Get ready for the Marty party

Boston’s Mayor-Elect Marty Walsh

Last week Pete Stidman, your representative on Mayor-Elect Marty Walsh’s Transition Team, rubbed shoulders with some big names in Boston’s transportation world and put forward a few ideas for change at the first meeting of the team’s Transportation & Infrastructure Working Group. The breadth of knowledge and experience in this and the other 11 working groups is impressive, and the inclusion of biking, walking, and access leaders on the team speaks to Walsh’s vision of an inclusive administration.

Outgoing Mayor Thomas Menino is also putting his best foot forward, detailing his administration’s programs and accomplishments on his own transition blog.

You can help collect the best ideas going by sharing what you’d like to keep, implement, or dream using this short and sweet questionnaire. The ideas most likely to succeed will be those that include funding strategies or are cost neutral. The question we are charged with is not so much what is our goal, but how do we get to it from here?

To make sure progressive transportation ideas are well supported and your specific ideas are heard you can also speak up at a massive town hall meeting this Saturday in Roxbury, or at hearings for Transportation (Mon., Dec. 16), the Environment and Parks (Tues. Dec. 17), or Public Health (Wed., Dec. 18). You can RSVP and find details for these and other hearings at boston14.org.

Some of the Bike Union’s key priorities during the transition include:

  • Increase spending on bike infrastructure from city, state or federal sources to $6 million per year, to meet the Boston Bike Network Plan’s five-year goal by the end of Marty’s first term.
  • Officially adopt the city’s Complete Streets Guidelines and create a multi-agency review board, including seats for walking, biking and transit advocates, to ensure developers and city departments are adhering to them.
  • Create a safety director position at the Boston Transportation Dept. to assist better crash and injury data collection at other city agencies and ensure its use in creating new street designs. (e.g.
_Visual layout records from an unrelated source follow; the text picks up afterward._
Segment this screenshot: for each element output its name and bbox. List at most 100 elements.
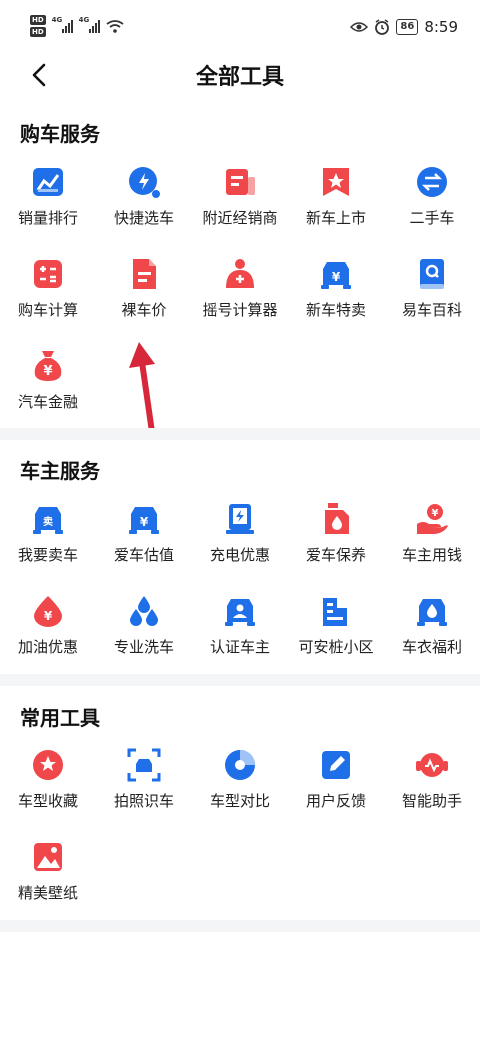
- tool-charging[interactable]: 充电优惠: [192, 502, 288, 592]
- tool-label: 爱车估值: [113, 546, 174, 564]
- tool-feedback[interactable]: 用户反馈: [288, 748, 384, 838]
- svg-text:卖: 卖: [43, 515, 53, 528]
- tool-used-car[interactable]: 二手车: [384, 165, 480, 255]
- valuation-icon: ¥: [129, 507, 159, 534]
- alarm-icon: [375, 19, 390, 35]
- tool-label: 易车百科: [401, 301, 462, 319]
- tool-label: 可安桩小区: [298, 638, 374, 656]
- tool-label: 裸车价: [121, 301, 167, 319]
- tool-car-wash[interactable]: 专业洗车: [96, 594, 192, 684]
- sales-ranking-icon: [33, 168, 63, 196]
- wifi-icon: [106, 20, 124, 33]
- tool-label: 用户反馈: [305, 792, 366, 810]
- pie-compare-icon: [225, 750, 255, 780]
- section-divider: [0, 674, 480, 686]
- tool-label: 汽车金融: [17, 393, 78, 411]
- tool-auto-finance[interactable]: ¥ 汽车金融: [0, 349, 96, 439]
- charging-icon: [226, 504, 254, 534]
- section-divider: [0, 920, 480, 932]
- tool-label: 购车计算: [17, 301, 78, 319]
- tool-label: 爱车保养: [305, 546, 366, 564]
- tool-special-sale[interactable]: ¥ 新车特卖: [288, 257, 384, 347]
- tool-label: 车衣福利: [401, 638, 462, 656]
- tool-dealer[interactable]: 附近经销商: [192, 165, 288, 255]
- encyclopedia-icon: [420, 259, 444, 289]
- oil-icon: [325, 503, 349, 534]
- car-cover-icon: [417, 599, 447, 626]
- section-title-purchase: 购车服务: [20, 122, 100, 146]
- tool-price[interactable]: 裸车价: [96, 257, 192, 347]
- tool-label: 新车特卖: [305, 301, 366, 319]
- section-divider: [0, 428, 480, 440]
- tool-fuel[interactable]: ¥ 加油优惠: [0, 594, 96, 684]
- tool-label: 车型对比: [209, 792, 270, 810]
- special-sale-icon: ¥: [321, 262, 351, 289]
- svg-text:¥: ¥: [332, 270, 341, 284]
- hand-coin-icon: ¥: [417, 504, 448, 534]
- money-bag-icon: ¥: [34, 351, 62, 381]
- tool-maintenance[interactable]: 爱车保养: [288, 502, 384, 592]
- tool-label: 二手车: [409, 209, 455, 227]
- tool-label: 加油优惠: [17, 638, 78, 656]
- favorite-icon: [33, 750, 63, 780]
- tool-label: 精美壁纸: [17, 884, 78, 902]
- tool-encyclopedia[interactable]: 易车百科: [384, 257, 480, 347]
- tool-label: 新车上市: [305, 209, 366, 227]
- tool-label: 摇号计算器: [202, 301, 278, 319]
- tool-favorites[interactable]: 车型收藏: [0, 748, 96, 838]
- tool-assistant[interactable]: 智能助手: [384, 748, 480, 838]
- water-drops-icon: [130, 596, 158, 626]
- tool-calculator[interactable]: 购车计算: [0, 257, 96, 347]
- calculator-icon: [34, 260, 62, 288]
- eye-icon: [350, 22, 369, 32]
- svg-text:¥: ¥: [140, 515, 149, 529]
- page-header: 全部工具: [0, 52, 480, 102]
- annotation-arrow-icon: [129, 342, 155, 435]
- status-left: HD HD 4G 4G: [30, 15, 124, 37]
- tool-charging-community[interactable]: 可安桩小区: [288, 594, 384, 684]
- status-bar: HD HD 4G 4G 86 8:59: [0, 0, 480, 52]
- hd-badge-2: HD: [30, 27, 46, 37]
- wallpaper-icon: [34, 843, 62, 871]
- tool-label: 认证车主: [209, 638, 270, 656]
- tool-sell-car[interactable]: 卖 我要卖车: [0, 502, 96, 592]
- page-title: 全部工具: [195, 65, 284, 90]
- fuel-icon: ¥: [34, 596, 62, 627]
- tool-car-cover[interactable]: 车衣福利: [384, 594, 480, 684]
- svg-text:¥: ¥: [432, 508, 439, 519]
- tool-label: 拍照识车: [113, 792, 174, 810]
- tool-new-car[interactable]: 新车上市: [288, 165, 384, 255]
- tool-label: 快捷选车: [113, 209, 174, 227]
- scan-car-icon: [127, 748, 161, 782]
- tool-label: 附近经销商: [202, 209, 278, 227]
- status-right: 86 8:59: [350, 18, 458, 36]
- quick-select-icon: [129, 167, 160, 198]
- lottery-icon: [226, 259, 254, 288]
- signal-icon-2: 4G: [79, 16, 100, 33]
- tool-verified-owner[interactable]: 认证车主: [192, 594, 288, 684]
- tool-label: 销量排行: [17, 209, 78, 227]
- tool-quick-select[interactable]: 快捷选车: [96, 165, 192, 255]
- tool-label: 智能助手: [401, 792, 462, 810]
- dealer-icon: [226, 169, 255, 195]
- svg-text:¥: ¥: [43, 364, 52, 379]
- new-car-icon: [323, 168, 349, 196]
- section-title-tools: 常用工具: [20, 706, 100, 730]
- tool-owner-money[interactable]: ¥ 车主用钱: [384, 502, 480, 592]
- tool-valuation[interactable]: ¥ 爱车估值: [96, 502, 192, 592]
- tool-label: 我要卖车: [17, 546, 78, 564]
- tool-photo-recognize[interactable]: 拍照识车: [96, 748, 192, 838]
- price-doc-icon: [133, 259, 156, 289]
- tool-sales-ranking[interactable]: 销量排行: [0, 165, 96, 255]
- tool-lottery[interactable]: 摇号计算器: [192, 257, 288, 347]
- edit-feedback-icon: [322, 751, 350, 779]
- used-car-icon: [417, 167, 447, 197]
- sell-car-icon: 卖: [33, 507, 63, 534]
- tool-compare[interactable]: 车型对比: [192, 748, 288, 838]
- tool-wallpaper[interactable]: 精美壁纸: [0, 840, 96, 930]
- tool-label: 充电优惠: [209, 546, 270, 564]
- tool-label: 专业洗车: [113, 638, 174, 656]
- battery-indicator: 86: [396, 19, 419, 35]
- clock: 8:59: [424, 18, 458, 36]
- building-icon: [323, 598, 347, 626]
Help Boston Police implement PBCAT in their new CAD incident reporting system and ensure resulting data reaches transportation planners.)
  • Include cyclists in planning processes and encourage their participation in ‘friends of’ groups to support Boston’s parks.

Please support these ideas along with your own in your public and written comments! At each transition hearing, Boston residents will be able to share their ideas with working group leaders about how to improve the city. The ideas collected will be integrated into a final presentation that each working group will share with the Mayor at the end of January.

The support you show for bicycling improvements now can set the tone for the next four years and possibly more. Don’t miss this historic opportunity.